A travers ses études sur les espaces préférés des enfants, Korpela (1989) relie la chambre à coucher au concept de «territorialité et d'intimité».Cependant, l'identification à ce territoire intime est plus renforcée chez le g. Maison par rapport aux autres groupes. La chambre à coucher n'est pas simplement désignée comme espace fonctionnel de repos, de solitude et de sommeil. Elle est aussi qualifiée d'un nombre d'attributs et de superlatifs de charme.

La chambre à coucher représente, pour 80% du g. Maison l'espace le plus large, le plus ensoleillé et donne généralement sur la terrasse en étant située au dernier étage. Elle appartient aux parents ou à un membre de la fratrie.

Le g. Village l'associe à un espace équipé d'un seul lit et qui donne sur le jardin. Dans certains cas, la chambre à coucher est réservée aux invités et aux amis. Elle est la plus grande, la plus belle et la plus ordonnée (67,5% des sujets).

60% des sujets du g. Institution situent la chambre à coucher au dernier étage, au fond d'un couloir ou à côté de la porte d'entrée. Elle donne sur la mer ou sur les vergers en étant la plus belle et la plus large puisqu'elle appartient aux parents.

Enfin, le salon est cité par une minorité des habitants Village et Institution comme étant un espace d'identification, mais nullement par le g. Maison. Le salon est significativement chargé de l'aptitude ou du désir à créer d'autres liens et d'autres relations. Nous interprétons la valorisation du salon comme étant une sorte d'attente, voire de désir social et familial.

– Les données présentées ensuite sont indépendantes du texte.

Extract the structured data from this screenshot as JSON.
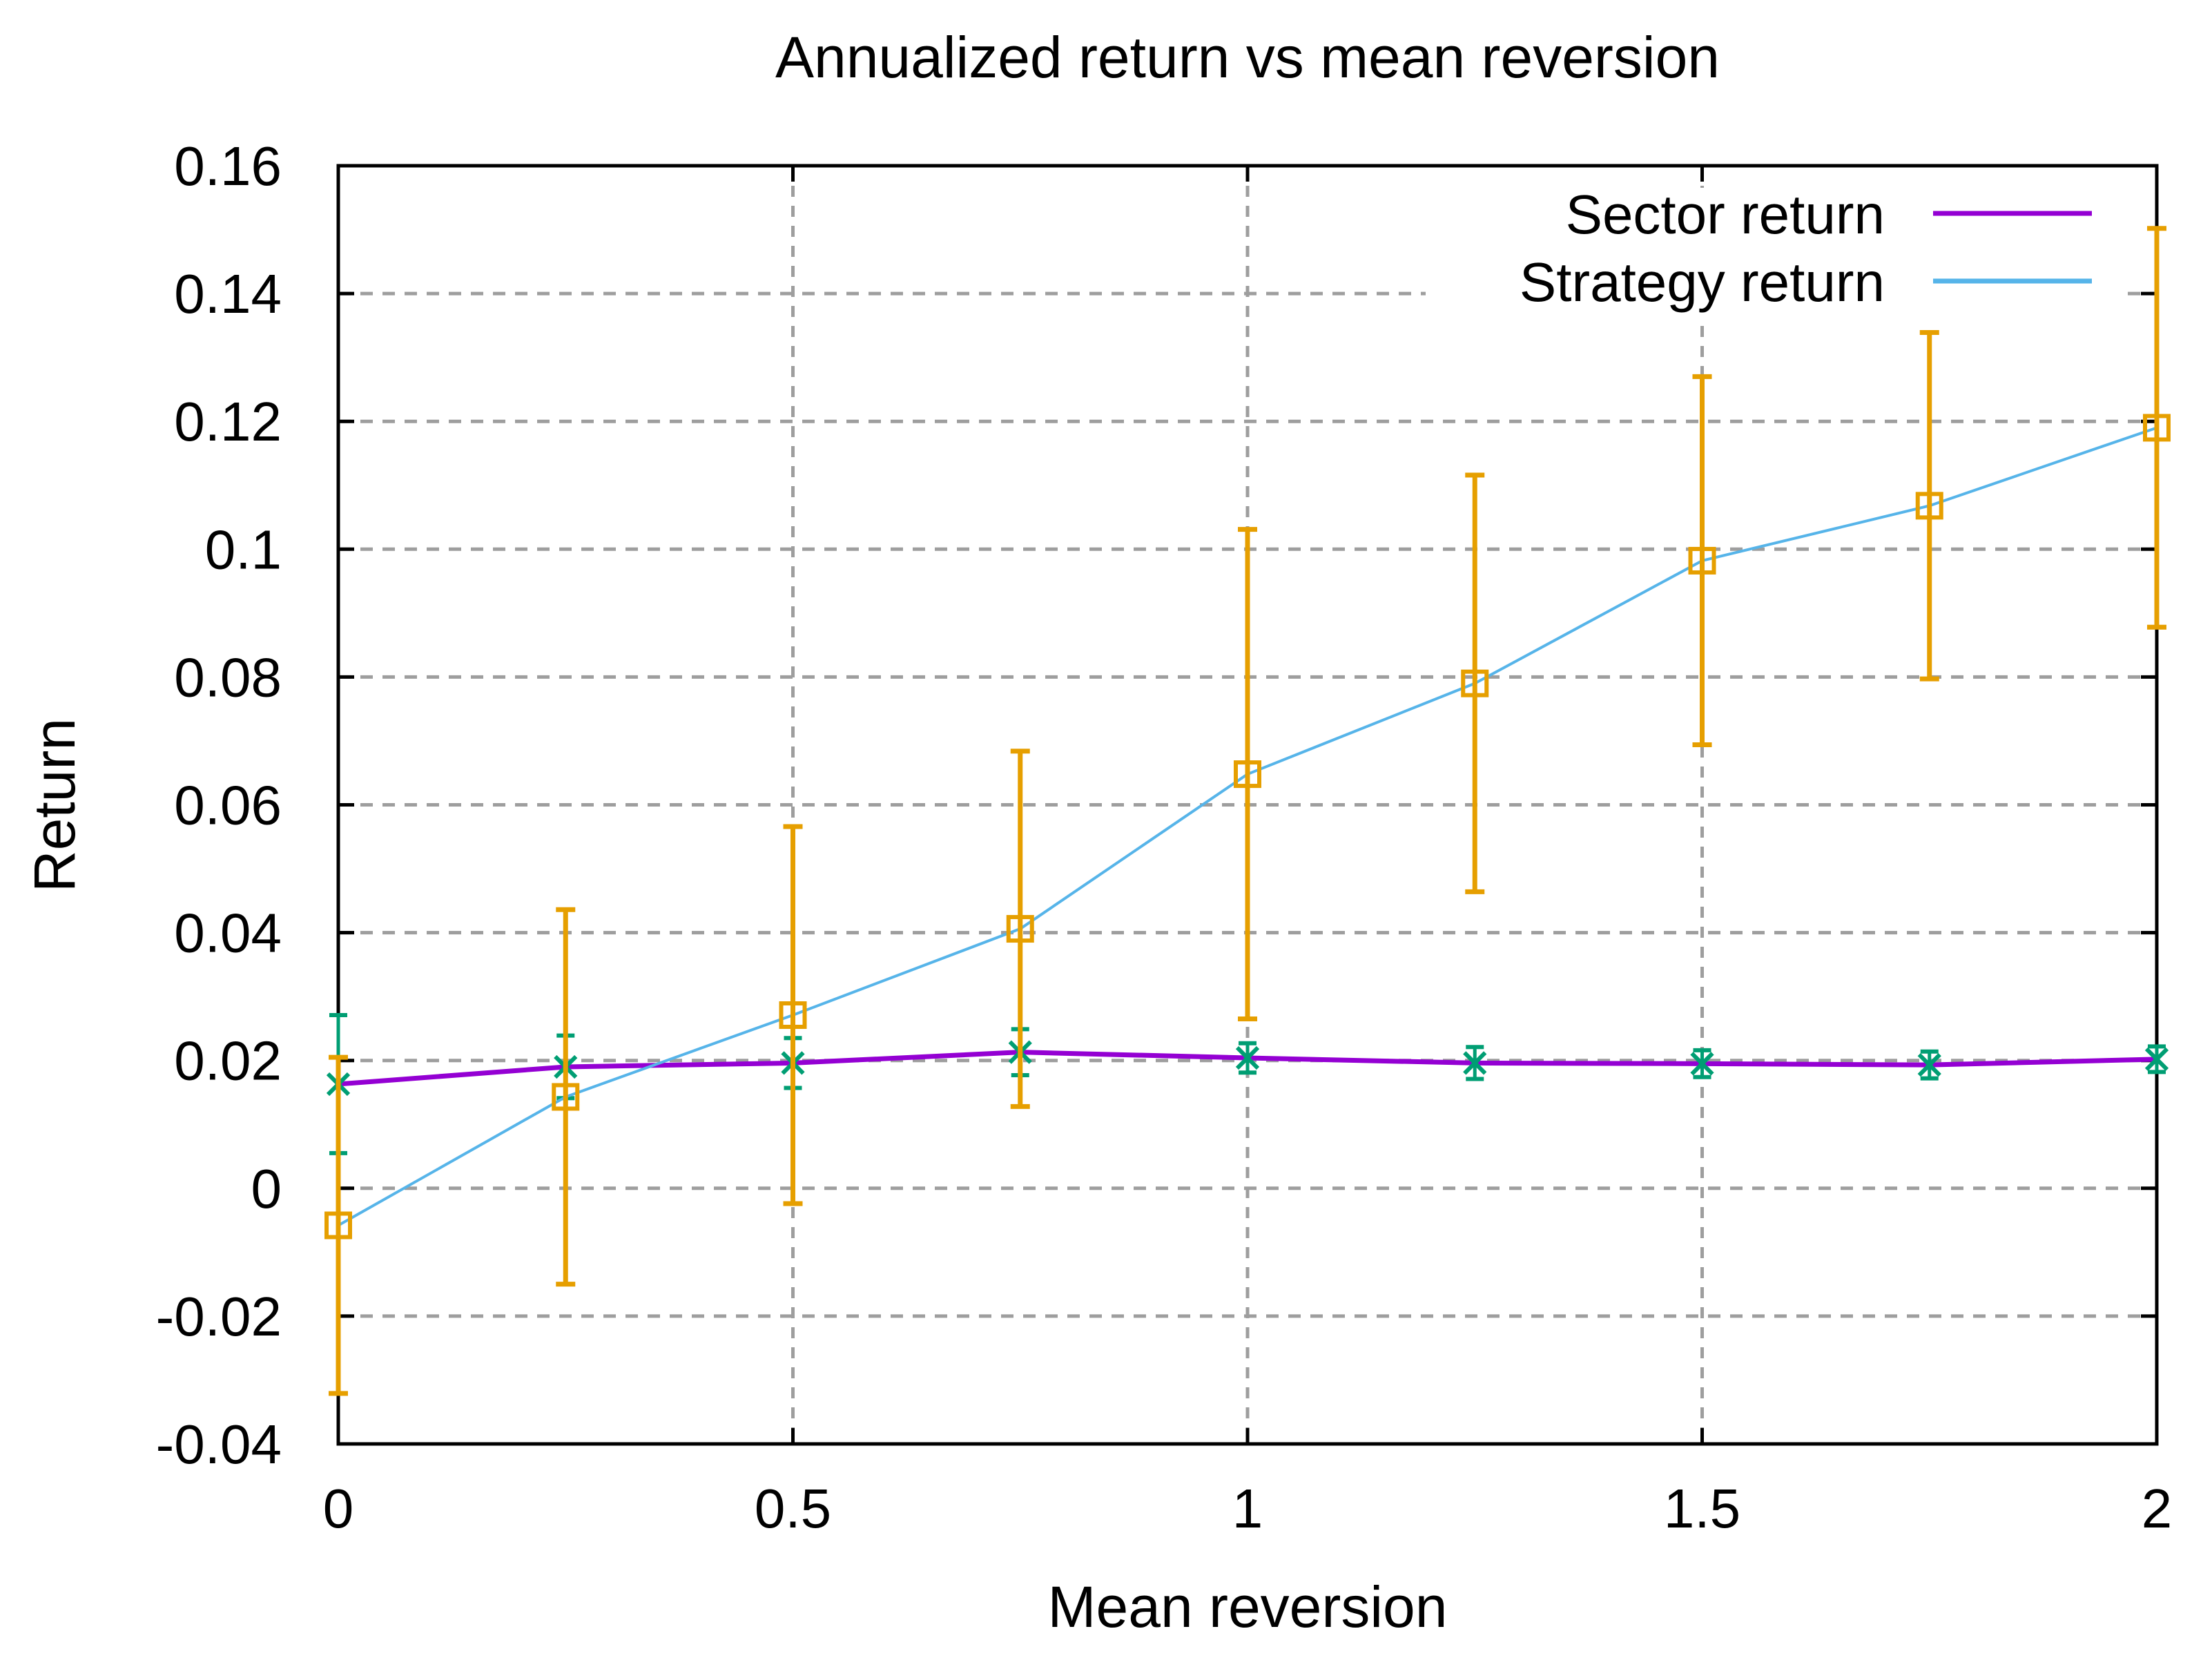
{
  "page": {
    "background": "#ffffff",
    "border_color": "#000000"
  },
  "chart_data": {
    "type": "line",
    "title": "Annualized return vs mean reversion",
    "xlabel": "Mean reversion",
    "ylabel": "Return",
    "xlim": [
      0,
      2
    ],
    "ylim": [
      -0.04,
      0.16
    ],
    "x_ticks": [
      0,
      0.5,
      1,
      1.5,
      2
    ],
    "x_tick_labels": [
      "0",
      "0.5",
      "1",
      "1.5",
      "2"
    ],
    "y_ticks": [
      0.16,
      0.14,
      0.12,
      0.1,
      0.08,
      0.06,
      0.04,
      0.02,
      0,
      -0.02,
      -0.04
    ],
    "y_tick_labels": [
      "0.16",
      "0.14",
      "0.12",
      "0.1",
      "0.08",
      "0.06",
      "0.04",
      "0.02",
      "0",
      "-0.02",
      "-0.04"
    ],
    "grid": true,
    "grid_color": "#9e9e9e",
    "legend_position": "top-right-inside",
    "x": [
      0,
      0.25,
      0.5,
      0.75,
      1,
      1.25,
      1.5,
      1.75,
      2
    ],
    "series": [
      {
        "name": "Sector return",
        "line_color": "#9400d3",
        "errorbar_color": "#009e73",
        "marker": "x",
        "values": [
          0.0163,
          0.019,
          0.0196,
          0.0213,
          0.0204,
          0.0196,
          0.0195,
          0.0193,
          0.0202
        ],
        "yerr": [
          0.0108,
          0.0049,
          0.0039,
          0.0036,
          0.0023,
          0.0025,
          0.0021,
          0.0021,
          0.002
        ]
      },
      {
        "name": "Strategy return",
        "line_color": "#56b4e9",
        "errorbar_color": "#e69f00",
        "marker": "square",
        "values": [
          -0.0058,
          0.0143,
          0.0271,
          0.0406,
          0.0648,
          0.079,
          0.0982,
          0.1068,
          0.119
        ],
        "yerr": [
          0.0263,
          0.0293,
          0.0295,
          0.0278,
          0.0383,
          0.0326,
          0.0288,
          0.0271,
          0.0312
        ]
      }
    ]
  }
}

Les pourcentages, selon lesquels ces espaces de rêve sont cités, mettent en relief un constat. Sur la plan imaginaire, le salon représente un espace négligeable, pour le g. Maison. Par contre, la chambre à coucher symbolise un espace d'identification plus fort, contrairement aux autres groupes. Ce résultat est interprétable à la lumière de la théorie de sociabilité. Etre sociable par nature, l'enfant cherche à satisfaire son désir de sociabilité avant de répondre à son désir de territorialité et d'intimité. Une fois le premier assouvi, l'enfant se lance à la conquête de l'espace intime. Etant donné que le g. Maison est plus apte à satisfaire le besoin de relations familiales et sociales. Il est, par conséquent, mieux préparé à construire un territoire isolé. La réalité quotidienne est différente dans le cadre du village et de l'institution où les conditions résidentielles semblent partiellement inadéquates à la satisfaction du besoin de sociabilité.